Más me preocupaba María Blanco, á quien seguía cortejando con asiduidad. Teresa había pasado á la categoría de los recuerdos indiferentes, vale decir que no son ni gratos ni desagradables.

No me había contestado mi carta-ruptura, y supuse que daba todo por terminado.

¿Comprendía la distancia que nos separaba y que se hacía mayor cada vez? No sé si era éste ú otro el orden de sus pensamientos; lo cierto es que no volví á oir hablar de ella en mucho tiempo, y que no me escribió una línea. Era, pues, un capítulo terminado de mi vida, y si insisto en él es sólo porque acontecimientos posteriores me lo evocaron vívidamente en circunstancias que más tarde narraré. Entonces—lo repito,—me acordaba de Teresa y el chicuelo como de seres y cosas vinculadas á una travesura de la niñez, como de un paisaje lleno de sol, visto al pasar, en un sitio donde era imposible clavar la tienda en el tránsito de la vida.
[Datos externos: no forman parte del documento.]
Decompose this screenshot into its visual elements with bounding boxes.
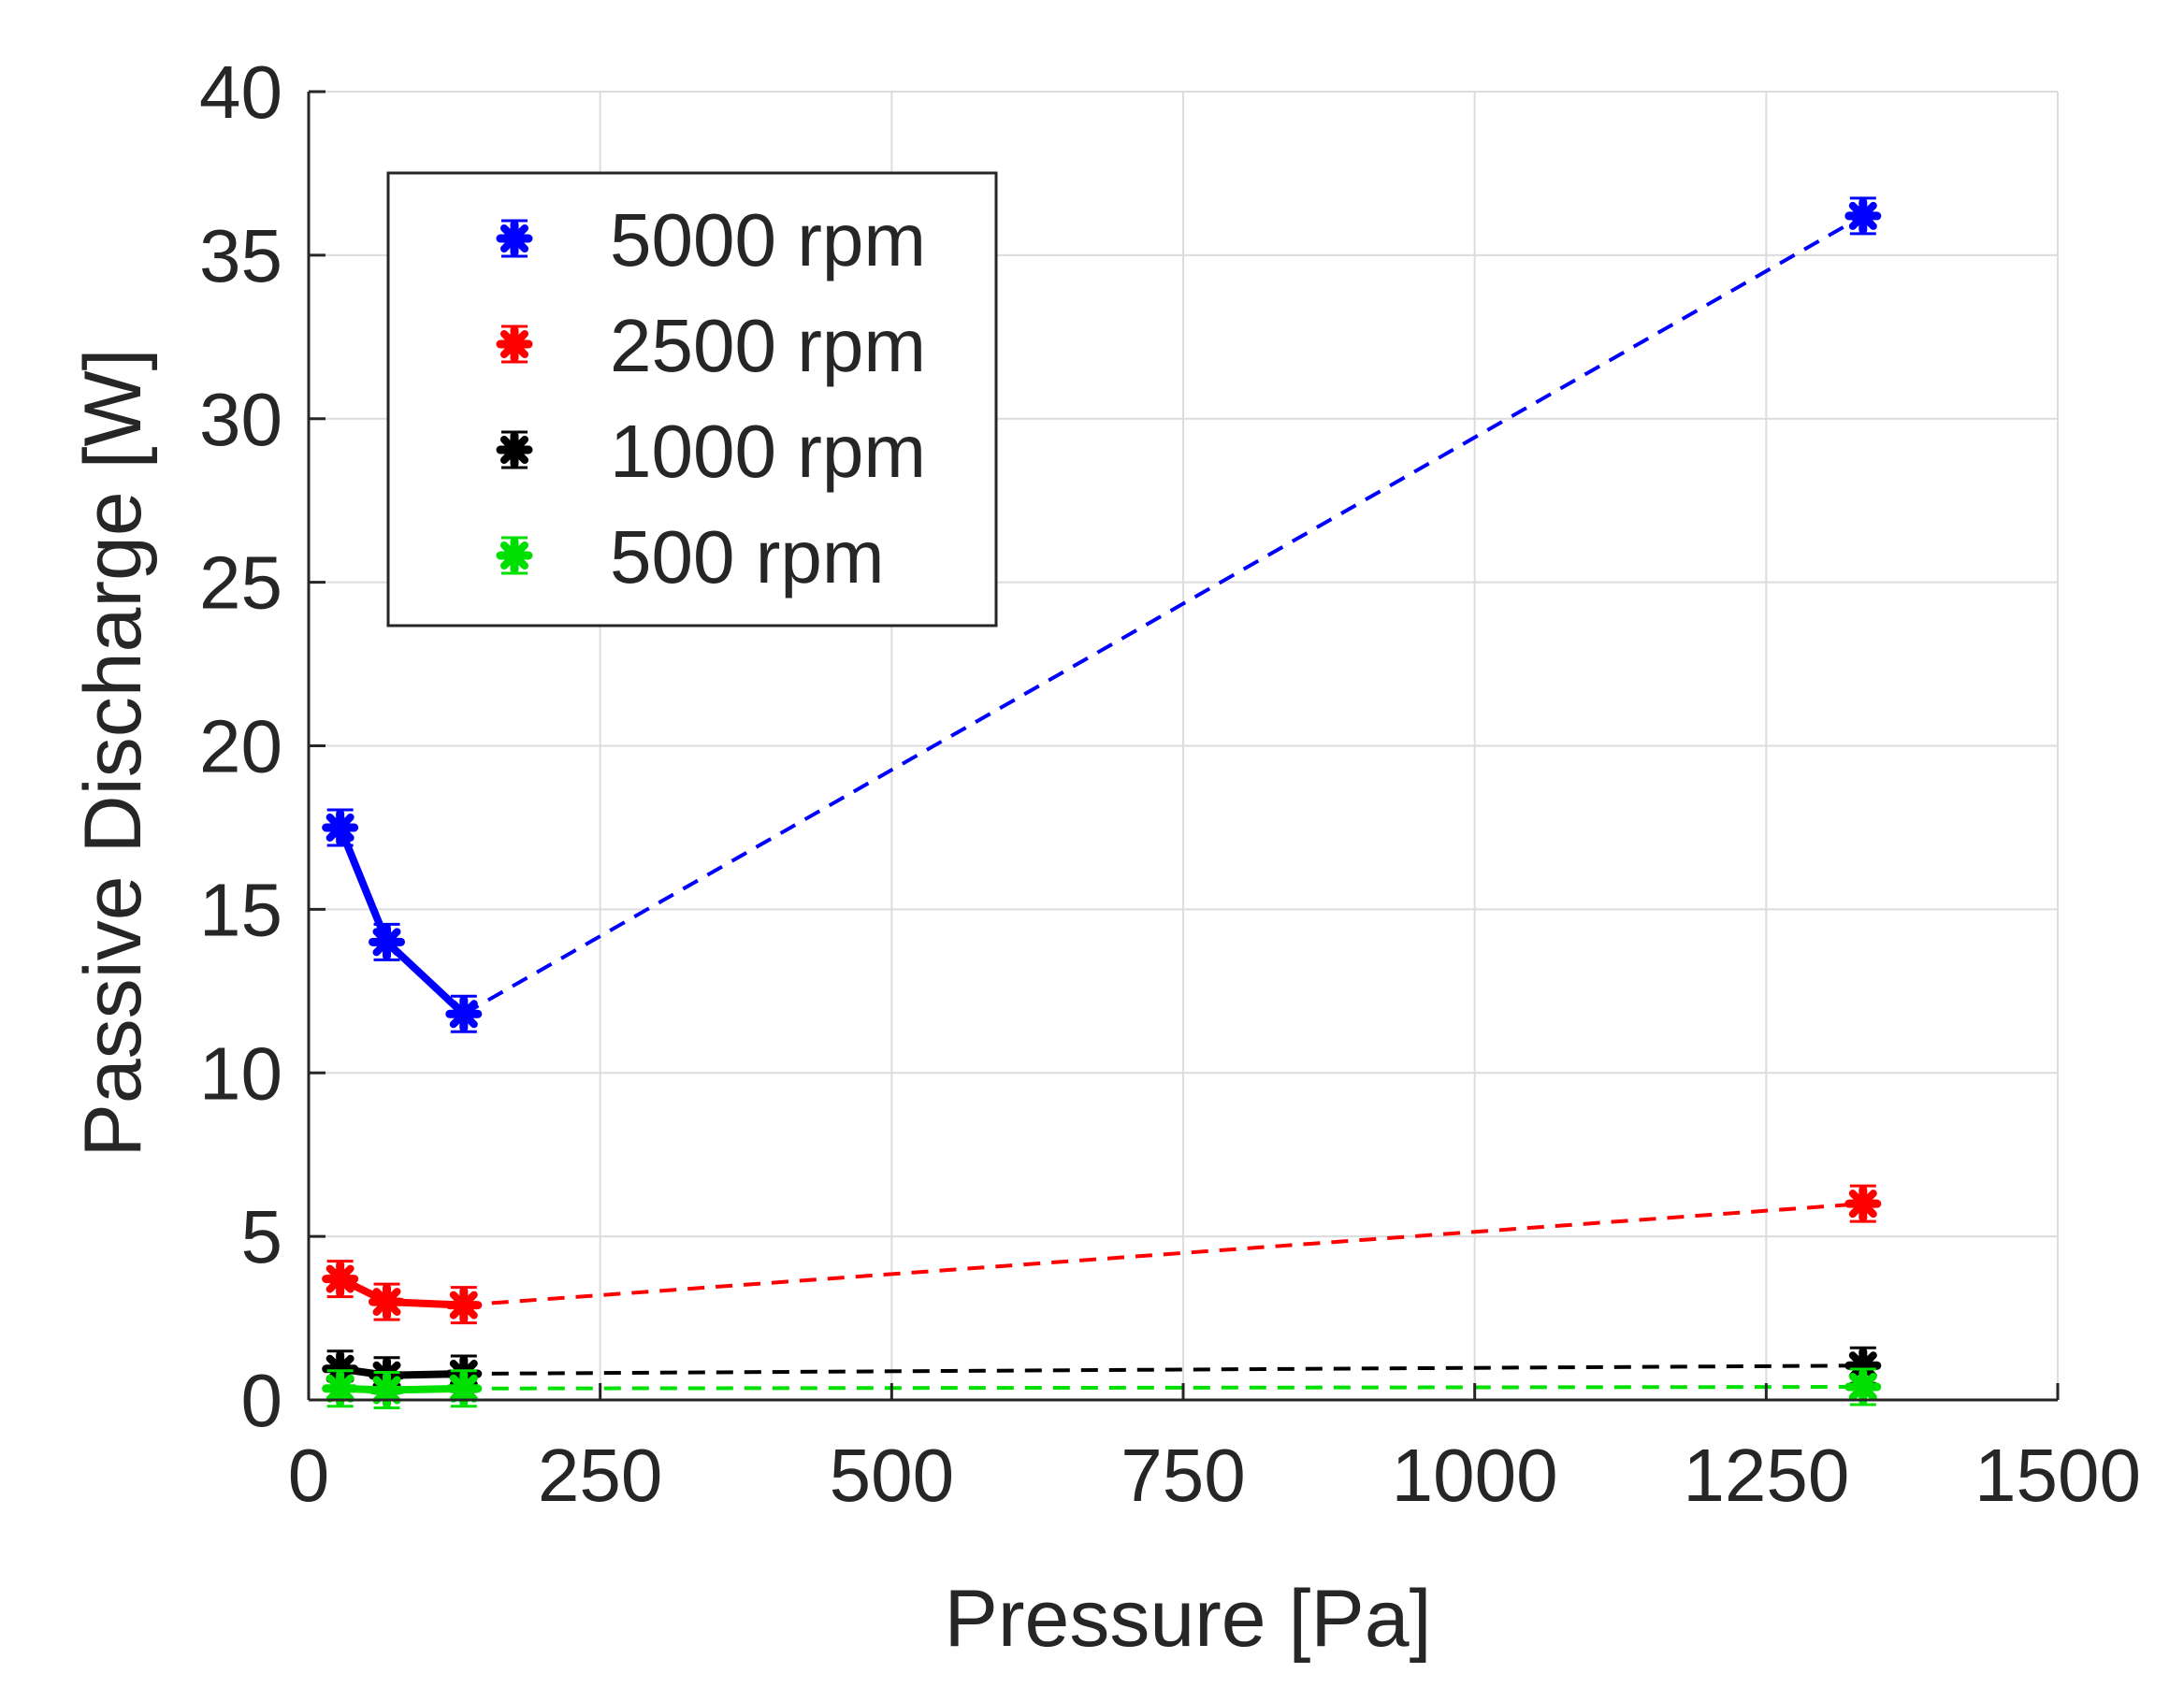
marker-stroke: [500, 330, 528, 358]
marker-stroke: [1848, 201, 1877, 230]
y-tick-label: 15: [199, 868, 282, 951]
marker-stroke: [325, 1354, 354, 1383]
series-dashed-line: [463, 1363, 1863, 1377]
legend-marker: [496, 536, 533, 575]
y-tick-label: 35: [199, 214, 282, 297]
data-point: [445, 994, 483, 1033]
x-tick-label: 250: [538, 1434, 662, 1517]
legend-item: 500 rpm: [496, 515, 884, 599]
legend-item: 1000 rpm: [496, 410, 926, 493]
data-point: [322, 808, 359, 847]
legend-label: 5000 rpm: [610, 198, 926, 281]
data-point: [1844, 1184, 1882, 1223]
marker-stroke: [449, 1374, 478, 1403]
marker-stroke: [372, 1376, 401, 1405]
data-point: [1844, 196, 1882, 236]
x-tick-label: 1250: [1683, 1434, 1849, 1517]
data-point: [445, 1369, 483, 1408]
legend-item: 5000 rpm: [496, 198, 926, 281]
series-dashed-line: [463, 1202, 1863, 1307]
series-dashed-line: [462, 214, 1864, 1017]
series-2500-rpm: [322, 1184, 1882, 1325]
legend-label: 500 rpm: [610, 515, 884, 599]
y-tick-label: 40: [199, 50, 282, 134]
y-tick-label: 30: [199, 378, 282, 461]
x-axis-label: Pressure [Pa]: [945, 1574, 1432, 1664]
data-point: [322, 1369, 359, 1408]
legend-marker: [496, 430, 533, 469]
legend-label: 1000 rpm: [610, 410, 926, 493]
legend-marker: [496, 325, 533, 364]
y-tick-label: 10: [199, 1031, 282, 1115]
series-500-rpm: [322, 1367, 1882, 1410]
legend-box: [386, 171, 998, 627]
marker-stroke: [1848, 1190, 1877, 1219]
data-point: [369, 1371, 406, 1410]
marker-stroke: [500, 541, 528, 570]
y-tick-label: 0: [241, 1359, 283, 1442]
marker-stroke: [325, 813, 354, 842]
marker-stroke: [372, 1288, 401, 1317]
x-tick-label: 1000: [1392, 1434, 1558, 1517]
data-point: [322, 1260, 359, 1299]
marker-stroke: [1848, 1373, 1877, 1402]
marker-stroke: [500, 224, 528, 252]
series-dashed-line: [463, 1385, 1863, 1391]
data-point: [369, 1282, 406, 1321]
axes: [307, 90, 2060, 1402]
series-layer: [322, 196, 1882, 1410]
tick-labels: 0 250 500 750 1000 1250 1500 0 5 10 15 20 25 30 35 40: [199, 50, 2141, 1517]
marker-stroke: [325, 1374, 354, 1403]
data-point: [1844, 1367, 1882, 1406]
series-5000-rpm: [322, 196, 1882, 1033]
data-point: [369, 922, 406, 961]
y-tick-label: 5: [241, 1195, 283, 1278]
marker-stroke: [449, 1000, 478, 1029]
x-tick-label: 0: [288, 1434, 330, 1517]
legend-marker: [496, 219, 533, 258]
y-tick-label: 25: [199, 541, 282, 625]
marker-stroke: [325, 1264, 354, 1293]
y-axis-label: Passive Discharge [W]: [68, 348, 158, 1157]
marker-stroke: [449, 1291, 478, 1320]
legend-item: 2500 rpm: [496, 304, 926, 387]
x-tick-label: 1500: [1974, 1434, 2141, 1517]
marker-stroke: [1848, 1351, 1877, 1380]
marker-stroke: [500, 436, 528, 464]
x-tick-label: 500: [830, 1434, 954, 1517]
legend-label: 2500 rpm: [610, 304, 926, 387]
x-tick-label: 750: [1121, 1434, 1245, 1517]
legend: 5000 rpm 2500 rpm 1000 rpm 500 rpm: [386, 171, 998, 627]
marker-stroke: [372, 928, 401, 957]
y-tick-label: 20: [199, 705, 282, 788]
data-point: [445, 1286, 483, 1325]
Pero si María, conocedora en parte de mis antecedentes, pretendía vengar al sexo, afectando, si no desdén—que esto yo nunca lo hubiera admitido,—una especie de despego prometedor y cautivador, pero engañoso, la verdad es que si pudo detenerme un tiempo no consiguió en modo alguno su propósito de venganza, ó cualquier otro que tuviera. Yo «me le fuí á los cañones», como vulgarmente se dice, y me esforcé en aclarar la situación con entera franqueza.

Una tarde, que nos paseábamos en la huerta, á poca distancia de don Evaristo, que hacía como que cuidaba las plantas para dejarnos cierta libertad, la hablé resueltamente.